# Need help identifying this fish



## sharkbait001 (Dec 8, 2010)

Can anyone identify what kind of fish this is? I am new to the whole aquarium thing that when i started i got so excited and bought fishes that looked attractive to me and not knowing or even asking how to take care of em. now i think this fish is acting a litte crazy..not sure if its normal or not. Wanted to do some research and be a responsible fish owner and all..but i dont know what its called. At the store they labeled it as hammerhead fish. I know its not because i didnt see anything on the net about freshwater hammerhead fishes in an aquarium...i did however found some info about catfishes...

anyway, i hope someone can help me with this. And if you can throw in some tips on how to take care of it and some other facts as well ...then that would be awesome. 

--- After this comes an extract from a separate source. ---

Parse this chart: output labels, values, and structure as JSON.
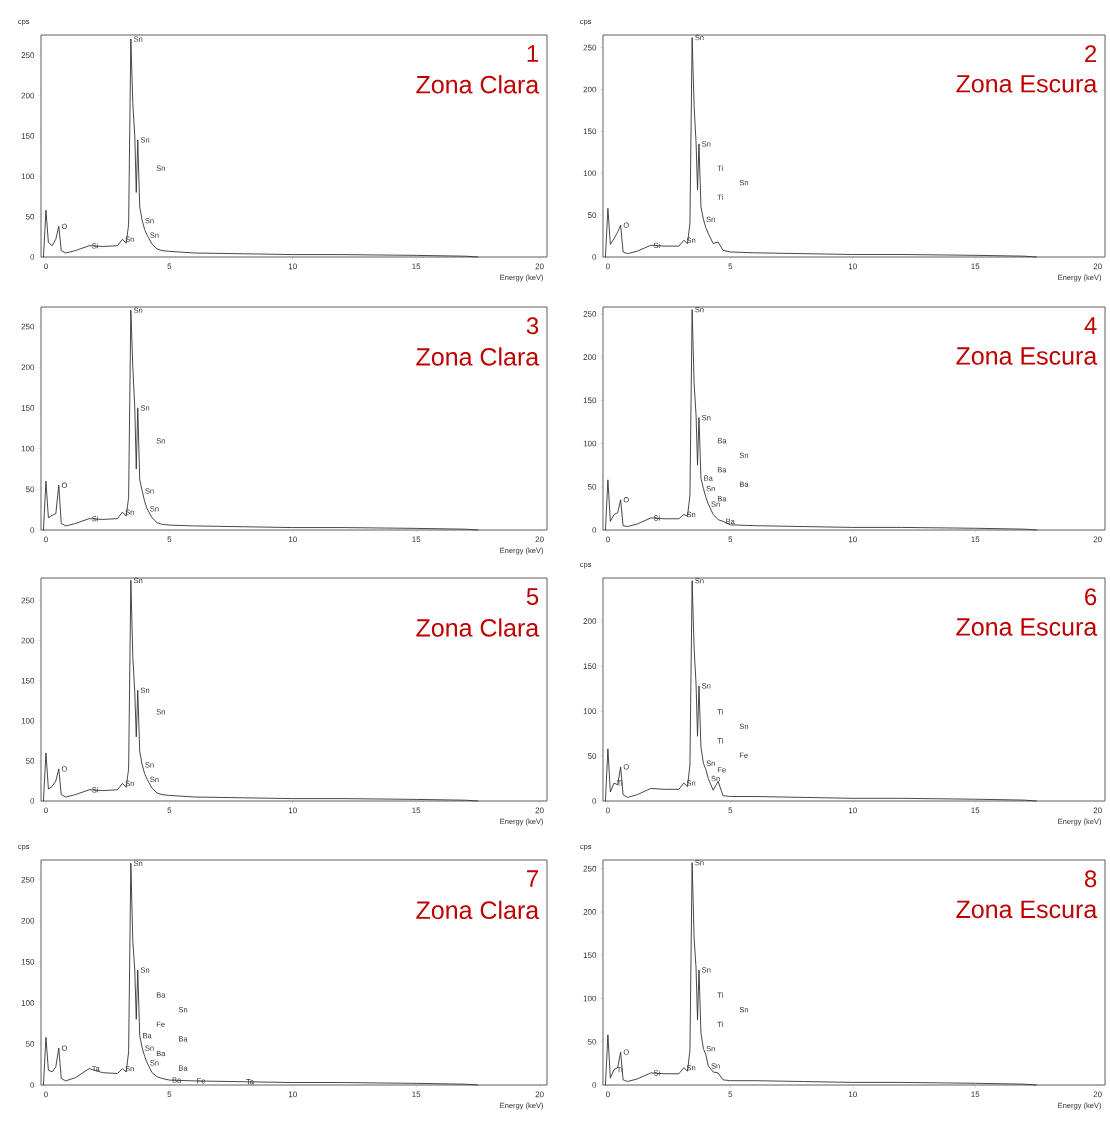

Here is the link to the image:
http://www.aquariumforum.com/gallery/watermark.php?file=5965&size=1


----------



## WhiteGloveAquatics (Sep 3, 2009)

link is dead, remove the


----------



## jrman83 (Jul 9, 2010)

http//www.aquariumforum.com/gallery/watermark.php
Still nothing.


----------



## beaslbob (May 29, 2009)

jrman83 said:


> http//www.aquariumforum.com/gallery/watermark.php
> Still nothing.


so does this mean it might be the extremly rare cloaked vanishing ghost celestial morph of the mickey mouse, sunburst, lyretail, egg laying platty?
*old dude


----------



## automatic-hydromatic (Oct 18, 2010)

I'm guess the one in your photo album










looks like some sort of ____ shark, but I'm not an expert


----------



## jrman83 (Jul 9, 2010)

Google Image Result for http://www.thinkfish.co.uk/fishimages/0304_pangassius.jpg


----------



## sharkbait001 (Dec 8, 2010)

Oh sorry about the link. I didnt know. Thanks "auto" for posting it. And Thanks "Jrman" for the research. I was looking at the wrong direction...was searching using keywords like shark and hammerhead, freshwater hammerhead, etc.

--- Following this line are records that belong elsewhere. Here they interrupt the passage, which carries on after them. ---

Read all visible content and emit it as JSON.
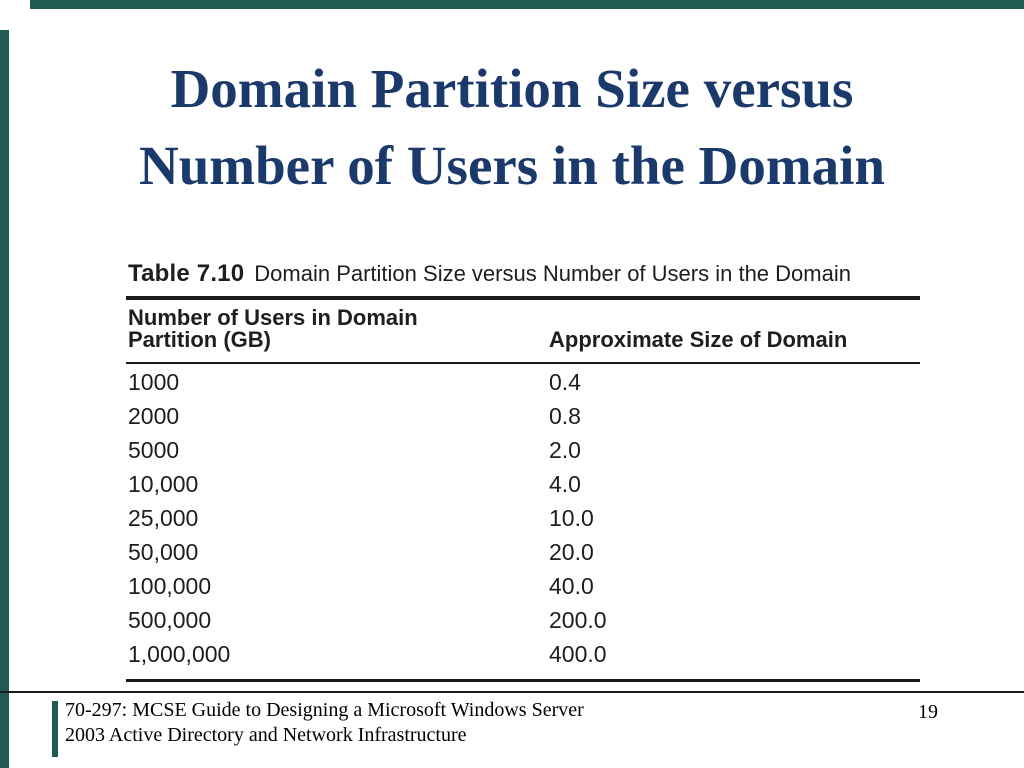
{
  "slide": {
    "title_line1": "Domain Partition Size versus",
    "title_line2": "Number of Users in the Domain",
    "colors": {
      "accent_bar": "#1f5a53",
      "title_text": "#1b3a6b",
      "table_rule": "#1a1a1a"
    }
  },
  "table": {
    "caption_label": "Table 7.10",
    "caption_text": "Domain Partition Size versus Number of Users in the Domain",
    "col1_header_line1": "Number of Users in Domain",
    "col1_header_line2": "Partition (GB)",
    "col2_header": "Approximate Size of Domain",
    "rows": [
      {
        "users": "1000",
        "size": "0.4"
      },
      {
        "users": "2000",
        "size": "0.8"
      },
      {
        "users": "5000",
        "size": "2.0"
      },
      {
        "users": "10,000",
        "size": "4.0"
      },
      {
        "users": "25,000",
        "size": "10.0"
      },
      {
        "users": "50,000",
        "size": "20.0"
      },
      {
        "users": "100,000",
        "size": "40.0"
      },
      {
        "users": "500,000",
        "size": "200.0"
      },
      {
        "users": "1,000,000",
        "size": "400.0"
      }
    ]
  },
  "footer": {
    "line1": "70-297: MCSE Guide to Designing a Microsoft Windows Server",
    "line2": "2003 Active Directory and Network Infrastructure",
    "page_number": "19"
  }
}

Wow finally! Thanks so much!


----------



## sharkbait001 (Dec 8, 2010)

Oh man. I just read the article about the Pangassius fish. It says they are not really suitable for home aquariums. But what stikes me the most is this ..

_"Do not purchase these fish and if you see a store selling them, Think Fish encourages you to print out and show them this page in order to point out their mistake and/or lack of responsibility to fishkeeping."_

Wow now I have to take it back to them or simply set it free. So maybe that explains why they keep moving around in the aquarium.

Oh well, again thank you for helping me out here. I started searching for the name because I wanted to understand why it was behaving the way it does. so at least now I know.

Cheers!


----------



## jrman83 (Jul 9, 2010)

Is that the fish? That was the closest I saw a pic of.


----------